Being  a widespread police section meant that once-a-month pay day meant a gathering at the station for local news, although after the first war most stations were connected by telephone.  Most would come by bicycle or motor-bike – Sgt. King, who I remember particularly (probably because he was the only one who spoke to me) would cycle up from Stanway – up Broadway Hill and Campden Hole! – with his shiny black rain cape if it was wet and his bicycle clips and they would all gather in the guard room. I was taken in there once by one of the constables when he caught me coming down the stable ladder with an apple that I had ‘pinched’ from the loft – and he locked me in the cells for all of three minutes ( not my idea of fun).

Christmas in Campden

My chief memory of the “guard room” was at Christmastime, on our usual visit to Campden.  “Auntie Em” was a very good cook and hostess as she had been employed as a housekeeper in one of the big Cheltenham houses where she probably met her policeman.  At these Christmas festivities the Campden Mummers would be invited into the guard room at the Station to perform their traditional seasonal play with refreshments as a reward – a memorable treat!!  Up to W.W.I. the main problem of the North Cotswold Division was monitoring outbreaks of foot and mouth and anthrax disease in a mainly agricultural area.  One case of anthrax occurred on Horace Badger’s farm adjacent to the Police Station.

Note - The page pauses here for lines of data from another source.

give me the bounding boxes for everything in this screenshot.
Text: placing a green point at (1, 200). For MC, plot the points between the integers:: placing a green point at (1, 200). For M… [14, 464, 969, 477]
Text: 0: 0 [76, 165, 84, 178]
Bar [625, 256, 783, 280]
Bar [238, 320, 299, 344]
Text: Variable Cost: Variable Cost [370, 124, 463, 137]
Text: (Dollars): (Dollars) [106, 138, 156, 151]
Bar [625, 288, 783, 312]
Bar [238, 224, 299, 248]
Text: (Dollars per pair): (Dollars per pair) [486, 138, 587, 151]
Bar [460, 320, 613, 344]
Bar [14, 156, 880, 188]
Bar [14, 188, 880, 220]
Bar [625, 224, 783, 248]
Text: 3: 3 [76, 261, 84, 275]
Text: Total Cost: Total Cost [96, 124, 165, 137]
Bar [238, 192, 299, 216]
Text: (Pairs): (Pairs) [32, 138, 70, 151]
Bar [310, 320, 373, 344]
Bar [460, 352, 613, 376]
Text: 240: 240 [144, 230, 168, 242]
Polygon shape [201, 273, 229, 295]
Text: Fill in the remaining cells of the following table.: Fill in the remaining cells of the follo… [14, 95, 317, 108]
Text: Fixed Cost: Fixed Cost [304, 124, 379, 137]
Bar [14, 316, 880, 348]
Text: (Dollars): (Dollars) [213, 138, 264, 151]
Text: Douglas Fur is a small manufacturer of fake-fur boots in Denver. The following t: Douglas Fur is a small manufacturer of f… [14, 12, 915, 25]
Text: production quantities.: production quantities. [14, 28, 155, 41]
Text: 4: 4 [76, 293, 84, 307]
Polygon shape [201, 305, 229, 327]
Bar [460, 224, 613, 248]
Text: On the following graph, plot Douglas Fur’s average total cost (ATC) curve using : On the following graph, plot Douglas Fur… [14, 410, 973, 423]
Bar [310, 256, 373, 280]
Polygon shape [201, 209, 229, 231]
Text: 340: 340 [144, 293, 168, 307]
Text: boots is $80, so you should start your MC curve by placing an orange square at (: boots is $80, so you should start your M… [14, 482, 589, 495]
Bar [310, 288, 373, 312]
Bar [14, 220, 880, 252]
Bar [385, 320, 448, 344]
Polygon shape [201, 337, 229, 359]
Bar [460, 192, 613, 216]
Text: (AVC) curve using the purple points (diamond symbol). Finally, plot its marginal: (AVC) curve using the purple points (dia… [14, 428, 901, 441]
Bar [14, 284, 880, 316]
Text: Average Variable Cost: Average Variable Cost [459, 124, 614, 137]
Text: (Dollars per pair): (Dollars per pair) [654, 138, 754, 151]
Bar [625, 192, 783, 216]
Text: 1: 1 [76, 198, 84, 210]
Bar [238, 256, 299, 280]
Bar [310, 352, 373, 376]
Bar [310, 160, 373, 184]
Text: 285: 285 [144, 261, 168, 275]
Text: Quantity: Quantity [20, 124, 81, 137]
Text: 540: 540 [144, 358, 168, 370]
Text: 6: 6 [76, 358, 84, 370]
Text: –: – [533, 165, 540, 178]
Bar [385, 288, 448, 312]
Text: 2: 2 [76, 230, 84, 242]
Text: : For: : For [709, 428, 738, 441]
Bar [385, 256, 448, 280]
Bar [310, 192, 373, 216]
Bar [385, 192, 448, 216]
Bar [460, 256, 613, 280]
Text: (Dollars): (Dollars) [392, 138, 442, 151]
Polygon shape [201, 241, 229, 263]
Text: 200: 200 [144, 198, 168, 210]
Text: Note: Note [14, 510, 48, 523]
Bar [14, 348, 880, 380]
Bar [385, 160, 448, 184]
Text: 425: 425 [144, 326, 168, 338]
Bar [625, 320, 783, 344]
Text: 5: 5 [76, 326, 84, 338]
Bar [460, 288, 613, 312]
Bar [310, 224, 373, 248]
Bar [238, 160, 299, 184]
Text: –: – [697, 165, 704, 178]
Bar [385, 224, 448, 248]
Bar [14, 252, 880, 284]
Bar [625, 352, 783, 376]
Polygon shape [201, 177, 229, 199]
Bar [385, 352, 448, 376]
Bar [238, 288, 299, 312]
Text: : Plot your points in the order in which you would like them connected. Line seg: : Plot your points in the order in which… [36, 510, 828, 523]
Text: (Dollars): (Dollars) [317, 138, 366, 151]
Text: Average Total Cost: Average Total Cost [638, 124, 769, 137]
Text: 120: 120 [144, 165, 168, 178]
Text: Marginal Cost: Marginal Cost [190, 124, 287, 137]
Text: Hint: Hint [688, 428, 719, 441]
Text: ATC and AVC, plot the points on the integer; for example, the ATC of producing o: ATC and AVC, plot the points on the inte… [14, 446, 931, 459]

If the three bedrooms were occupied with family at Christmastime, my brother and sister and I would sleep on mattreses in the Courtroom, which was quite spooky, especially when my brother covered himself with a sheet and persuaded the constable in charge to let him up to the Court Room by the back stairs!!and cattle were burned in the field behind the police garden.

Some Police Officers who served at Campden

From the time of Supt. Bunker’s retirement, Inspectors were appointed to the Campden area – these included Insps. Joe Hallam, Baker, Wyatt, Golding, Burfoot and Mike Bundy.  They were ultimately housed in property purchased on the Aston Road and the High Street Station was altered into downstairs offices and an upstairs flat for a sergeant – when Sgt. Desmond Gay was appointed in l966.  Other officers were P.Cs. Ian Doody and Paul Sunderland.

The present day

The Police Station was closed a few years ago and Insp. Bundy transferred to Moreton-in-Marsh.  When the property came on to the market, the Peelers Trust was formed to purchase it for community use under the chairmanship of Supt. Bunker’s grandson, John Ellis, and so I can still wander round my old haunts.

Comments about this page

  • That was a great read. I lived in the flat upstairs when my Father worked there Sgt. Rymer. Beautiful village and home. Proud to call it the place where I grew up.

    By William (20/02/2021)
  • In 1966 my father in law, the late Bob Stone was the first and only CID detective to be stationed in Campden having been transferred from Cheltenham. He and his family lived at No 2 Police House, Catbrook.

    By Robert Shadbolt (04/07/2020)
  • My Dad Sgt Roy Thomas was I believe the last occupant of the flat above the station. In fact he was the first for some time also. He took over the ‘patch’ in the early 80’s from Des Gay who had bought his own house in Camden some time before. Dad stayed there for 3 happy years. I recall some of the officers he supervised were Mike Adlem and Mike Vaughan.